The highest court’s review of Mallory v. Norfolk Southern Railroad Co. comes a little over a year after its decision in Ford Motor Co. v. Montana Eighth Judicial District Court. The Ford case was the most notable personal jurisdiction decision in 2021 and considered whether Ford was subject to personal jurisdiction in Montana and Minnesota based on accidents that occurred in each state involving Ford vehicles. Ford argued that because it had not designed, manufactured, or sold the vehicles at issue in either state, there was no causal link between its in-state contacts and the plaintiffs’ claims.
The Court was not persuaded and held that there was a sufficiently strong relationship between Ford, the forum states, and the litigation because Ford had “systematically served” the Montana and Minnesota markets for the type of cars at issue. In its opinion, the Court noted that the decision “proceed[s] as the Court has done for the last 75 years.” However, some commentators posited whether Ford signified a course reversal from more recent and restrictive personal jurisdiction jurisprudence.

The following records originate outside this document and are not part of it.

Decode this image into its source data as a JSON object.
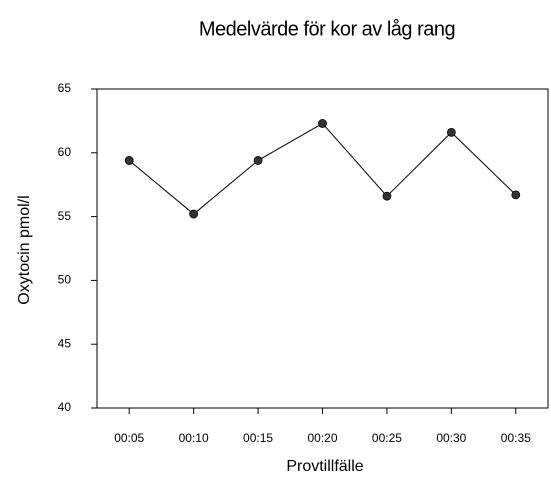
{
  "chart_data": {
    "type": "line",
    "title": "Medelvärde för kor av låg rang",
    "x_label": "Provtillfälle",
    "y_label": "Oxytocin pmol/l",
    "categories": [
      "00:05",
      "00:10",
      "00:15",
      "00:20",
      "00:25",
      "00:30",
      "00:35"
    ],
    "values": [
      59.4,
      55.2,
      59.4,
      62.3,
      56.6,
      61.6,
      56.7
    ],
    "color": "#000000",
    "ylim": [
      40,
      65
    ],
    "yticks": [
      40,
      45,
      50,
      55,
      60,
      65
    ]
  }
}
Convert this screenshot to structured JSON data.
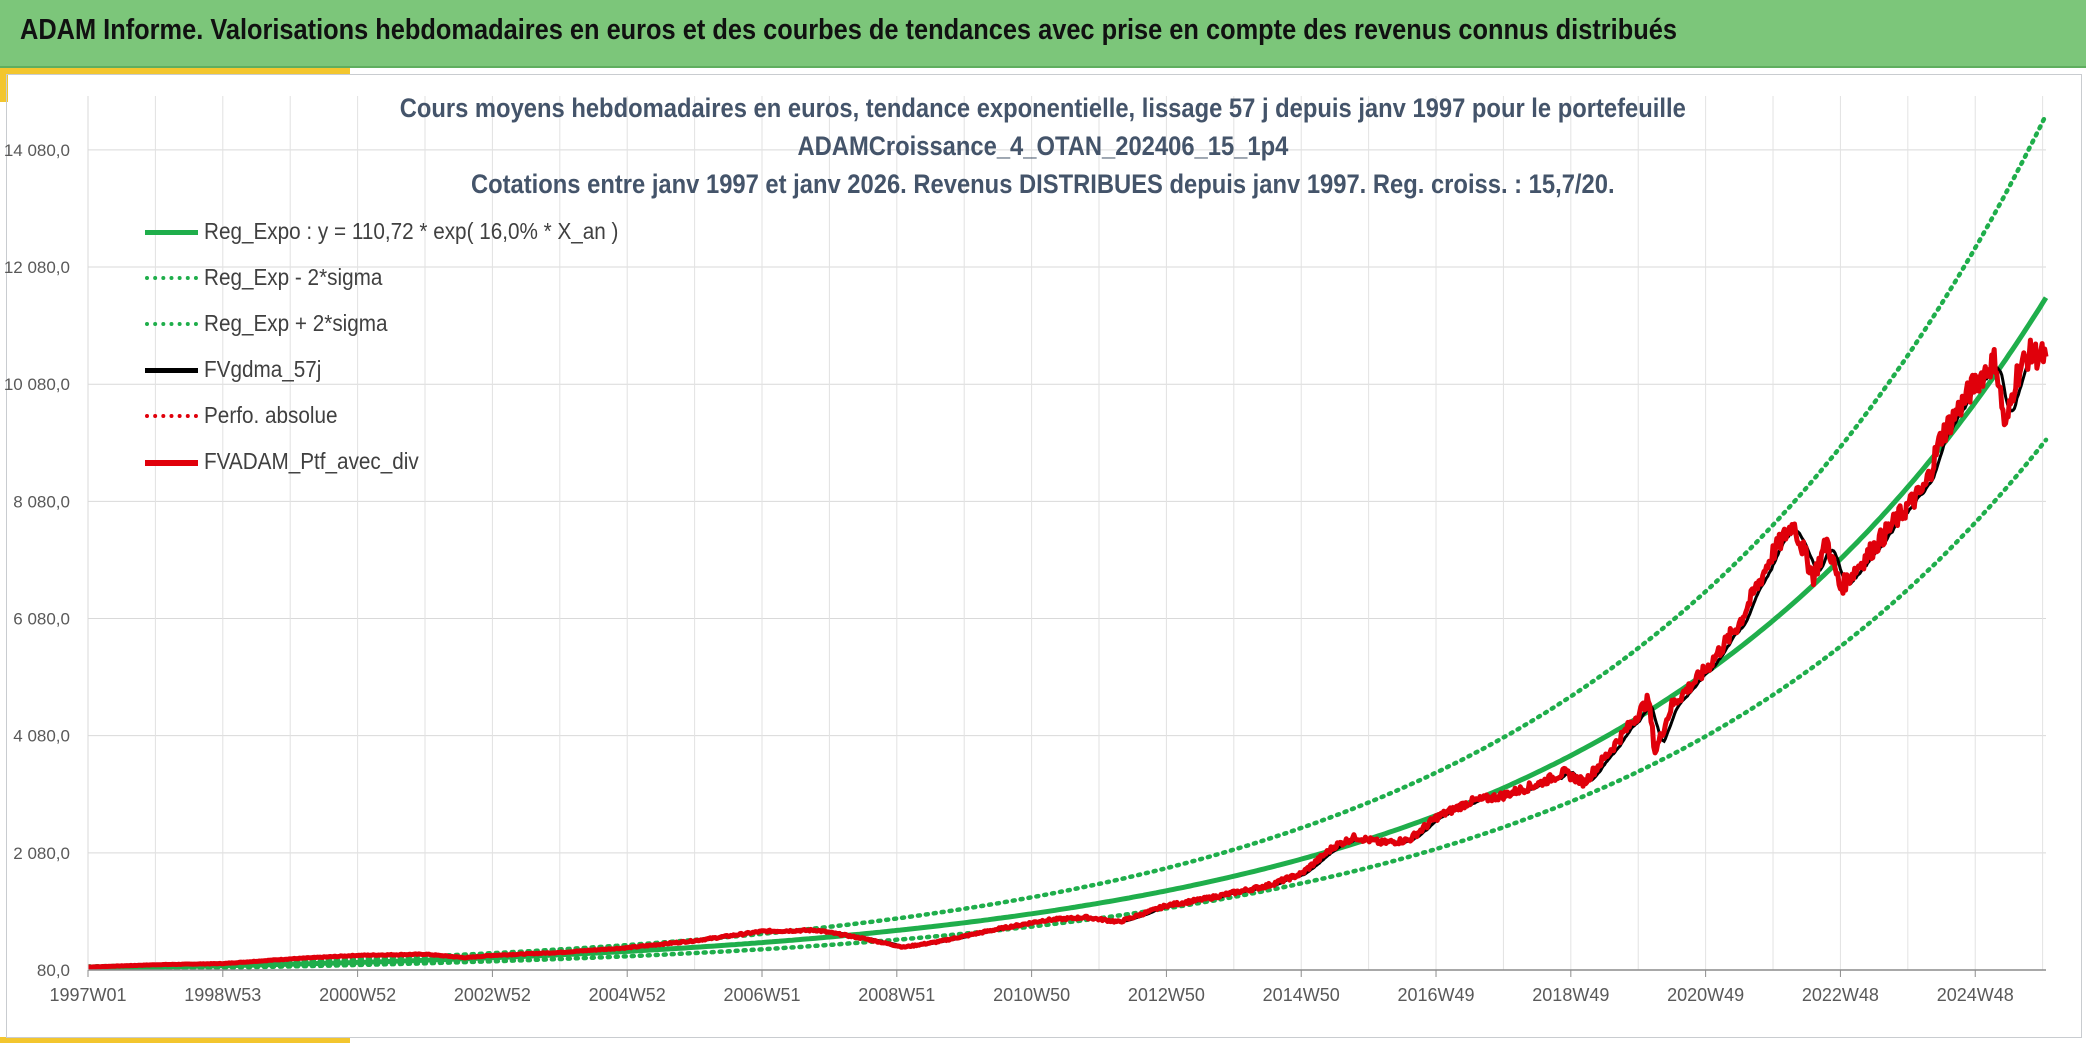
{
  "header": {
    "title": "ADAM Informe. Valorisations hebdomadaires en euros et des courbes de tendances avec prise en compte des revenus connus distribués"
  },
  "colors": {
    "header_bg": "#7cc67a",
    "accent": "#f3c62e",
    "trend": "#1fae4b",
    "gdma": "#000000",
    "ptf": "#e0000b",
    "title": "#44546a"
  },
  "chart_data": {
    "type": "line",
    "title_lines": [
      "Cours moyens hebdomadaires en euros, tendance exponentielle, lissage 57 j depuis janv 1997 pour le portefeuille",
      "ADAMCroissance_4_OTAN_202406_15_1p4",
      "Cotations entre janv 1997 et janv 2026. Revenus DISTRIBUES depuis janv 1997. Reg. croiss. : 15,7/20."
    ],
    "xlabel": "",
    "ylabel": "",
    "x_range_years": [
      1997.0,
      2026.05
    ],
    "ylim": [
      80,
      15000
    ],
    "y_ticks": [
      80,
      2080,
      4080,
      6080,
      8080,
      10080,
      12080,
      14080
    ],
    "y_tick_labels": [
      "80,0",
      "2 080,0",
      "4 080,0",
      "6 080,0",
      "8 080,0",
      "10 080,0",
      "12 080,0",
      "14 080,0"
    ],
    "x_ticks": [
      {
        "label": "1997W01",
        "year": 1997.0
      },
      {
        "label": "1998W53",
        "year": 1999.0
      },
      {
        "label": "2000W52",
        "year": 2001.0
      },
      {
        "label": "2002W52",
        "year": 2003.0
      },
      {
        "label": "2004W52",
        "year": 2005.0
      },
      {
        "label": "2006W51",
        "year": 2007.0
      },
      {
        "label": "2008W51",
        "year": 2009.0
      },
      {
        "label": "2010W50",
        "year": 2011.0
      },
      {
        "label": "2012W50",
        "year": 2013.0
      },
      {
        "label": "2014W50",
        "year": 2015.0
      },
      {
        "label": "2016W49",
        "year": 2017.0
      },
      {
        "label": "2018W49",
        "year": 2019.0
      },
      {
        "label": "2020W49",
        "year": 2021.0
      },
      {
        "label": "2022W48",
        "year": 2023.0
      },
      {
        "label": "2024W48",
        "year": 2025.0
      }
    ],
    "legend": [
      {
        "label": "Reg_Expo : y = 110,72 * exp( 16,0% *  X_an )",
        "style": "solid-thick",
        "color": "#1fae4b"
      },
      {
        "label": "Reg_Exp - 2*sigma",
        "style": "dotted",
        "color": "#1fae4b"
      },
      {
        "label": "Reg_Exp + 2*sigma",
        "style": "dotted",
        "color": "#1fae4b"
      },
      {
        "label": "FVgdma_57j",
        "style": "solid",
        "color": "#000000"
      },
      {
        "label": "Perfo. absolue",
        "style": "dotted",
        "color": "#e0000b"
      },
      {
        "label": "FVADAM_Ptf_avec_div",
        "style": "solid-thick",
        "color": "#e0000b"
      }
    ],
    "series": [
      {
        "name": "Reg_Expo",
        "a": 110.72,
        "b": 0.16,
        "note": "y = 110,72 * exp( 16,0% * X_an )"
      },
      {
        "name": "Reg_Exp - 2*sigma",
        "factor": 0.79
      },
      {
        "name": "Reg_Exp + 2*sigma",
        "factor": 1.27
      },
      {
        "name": "FVADAM_Ptf_avec_div",
        "points": [
          [
            1997.0,
            130
          ],
          [
            1998.0,
            170
          ],
          [
            1999.0,
            190
          ],
          [
            2000.0,
            270
          ],
          [
            2001.0,
            330
          ],
          [
            2002.0,
            350
          ],
          [
            2002.6,
            290
          ],
          [
            2003.0,
            330
          ],
          [
            2004.0,
            380
          ],
          [
            2005.0,
            460
          ],
          [
            2006.0,
            580
          ],
          [
            2007.0,
            740
          ],
          [
            2007.8,
            760
          ],
          [
            2008.5,
            620
          ],
          [
            2009.1,
            470
          ],
          [
            2009.6,
            560
          ],
          [
            2010.5,
            780
          ],
          [
            2011.2,
            930
          ],
          [
            2011.8,
            980
          ],
          [
            2012.3,
            900
          ],
          [
            2013.0,
            1180
          ],
          [
            2013.6,
            1300
          ],
          [
            2014.0,
            1400
          ],
          [
            2014.5,
            1520
          ],
          [
            2015.0,
            1720
          ],
          [
            2015.5,
            2200
          ],
          [
            2015.8,
            2350
          ],
          [
            2016.2,
            2250
          ],
          [
            2016.6,
            2300
          ],
          [
            2017.0,
            2680
          ],
          [
            2017.5,
            2950
          ],
          [
            2018.0,
            3060
          ],
          [
            2018.5,
            3250
          ],
          [
            2018.9,
            3450
          ],
          [
            2019.2,
            3280
          ],
          [
            2019.5,
            3700
          ],
          [
            2020.0,
            4450
          ],
          [
            2020.15,
            4700
          ],
          [
            2020.25,
            3800
          ],
          [
            2020.5,
            4600
          ],
          [
            2021.0,
            5200
          ],
          [
            2021.5,
            6000
          ],
          [
            2022.0,
            7200
          ],
          [
            2022.3,
            7700
          ],
          [
            2022.6,
            6800
          ],
          [
            2022.8,
            7400
          ],
          [
            2023.0,
            6600
          ],
          [
            2023.5,
            7300
          ],
          [
            2024.0,
            8000
          ],
          [
            2024.25,
            8300
          ],
          [
            2024.5,
            9200
          ],
          [
            2025.0,
            10100
          ],
          [
            2025.3,
            10500
          ],
          [
            2025.45,
            9300
          ],
          [
            2025.6,
            10200
          ],
          [
            2025.8,
            10600
          ],
          [
            2026.05,
            10550
          ]
        ]
      },
      {
        "name": "FVgdma_57j",
        "note": "moving average of FVADAM_Ptf_avec_div"
      },
      {
        "name": "Perfo. absolue",
        "note": "dotted red, overlapping the portfolio curve"
      }
    ],
    "grid": true
  }
}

The Supreme Court’s review of Mallory v. Norfolk Southern Railroad Co. proves that personal jurisdiction remains a topic of interest for the Court. Corporations watch as the Court determines the breadth of personal jurisdiction which, as Justice Gorsuch put it in Ford, was “once aimed at keeping corporations honest about their out-of-state operations [and] now seemingly risks hauling individuals to jurisdictions where they have never set foot.”